The D’Amelios Getting Canceled on TikTok Shows Why It’s Hard to Be Famous and Female

Why does the internet continue to hate on teen girls who want to succeed?

Zulie Rane


Image of Charli D’Amelio explaining why the D’Amelio’s getting canceled was a massive overreaction
Image source: Charli D’Amelio on YouTube

For anyone who hasn’t yet graced TikTok with their presence, I’ll give you a quick synopsis about why this is such a hot-button issue:

  • A pair of sisters, the D’Amelios, get famous on budding platform TikTok for their lip-syncs and dances. They are at least part of the reason the app is as successful as it is.
  • They have combined yearly earnings of 7 million, at the ages of 16 and 19 years old.
  • In a scripted video, they badmouthed their personal chef (yes, they’re really rich) when he serves them snails in a paella
  • In the same video, Charli openly stated that it would be nice to get to 100 million followers within a year of hitting one million.
  • They are “canceled” by the internet so quickly it was almost like we’d all been waiting for it. This cancelation included death threats.

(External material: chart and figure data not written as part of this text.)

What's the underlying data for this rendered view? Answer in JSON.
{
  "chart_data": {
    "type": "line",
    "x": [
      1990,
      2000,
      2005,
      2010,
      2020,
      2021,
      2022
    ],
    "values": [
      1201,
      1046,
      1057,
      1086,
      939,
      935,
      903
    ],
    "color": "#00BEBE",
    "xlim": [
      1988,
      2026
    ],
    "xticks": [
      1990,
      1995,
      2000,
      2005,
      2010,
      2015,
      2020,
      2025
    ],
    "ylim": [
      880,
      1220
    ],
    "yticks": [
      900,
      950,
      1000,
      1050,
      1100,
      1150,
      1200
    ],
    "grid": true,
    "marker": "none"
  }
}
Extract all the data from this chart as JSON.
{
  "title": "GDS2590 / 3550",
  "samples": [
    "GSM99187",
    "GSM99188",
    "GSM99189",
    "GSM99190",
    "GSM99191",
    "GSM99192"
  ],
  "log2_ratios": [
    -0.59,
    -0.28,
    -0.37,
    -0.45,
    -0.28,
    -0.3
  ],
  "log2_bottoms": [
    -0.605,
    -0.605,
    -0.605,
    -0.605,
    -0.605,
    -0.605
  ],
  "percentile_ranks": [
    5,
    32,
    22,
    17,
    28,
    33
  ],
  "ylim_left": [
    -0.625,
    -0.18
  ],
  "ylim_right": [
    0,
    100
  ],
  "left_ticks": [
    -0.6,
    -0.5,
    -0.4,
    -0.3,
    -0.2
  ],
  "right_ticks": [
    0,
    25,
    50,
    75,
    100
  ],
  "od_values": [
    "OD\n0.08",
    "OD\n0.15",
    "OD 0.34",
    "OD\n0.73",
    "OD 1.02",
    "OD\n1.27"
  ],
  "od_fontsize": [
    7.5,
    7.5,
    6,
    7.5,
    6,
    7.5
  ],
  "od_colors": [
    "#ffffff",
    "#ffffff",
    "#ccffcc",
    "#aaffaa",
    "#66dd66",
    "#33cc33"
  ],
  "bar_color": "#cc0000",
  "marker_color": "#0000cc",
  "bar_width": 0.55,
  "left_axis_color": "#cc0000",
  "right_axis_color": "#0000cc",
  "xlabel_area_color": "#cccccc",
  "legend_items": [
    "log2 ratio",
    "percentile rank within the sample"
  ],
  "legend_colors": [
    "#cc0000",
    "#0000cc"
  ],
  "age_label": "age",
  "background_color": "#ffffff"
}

The sequence of events is bizarre to me because all of the D’Amelio’s detractors hate them for…. being famous? For being too popular on TikTok? For being too dramatic on their videos? Many of the comments are about the chef incident, talking about the rudeness of the incident, which while overblown are at least understandable.

But many reveal a deeper anger: that they don’t deserve their fame; that this cancelation has been long-coming; that they needed to be taken down a peg.

I mean, yes, they’re spoiled. How can two young girls who become multi-millionaires over the course of a year on a nascent platform not be? But both the speed of the response and the severity revealed our influencer double standard. Young men, when they are ambitious, are applauded and hyped. When they admit to wanting more success, more fame, more followers, we laud them.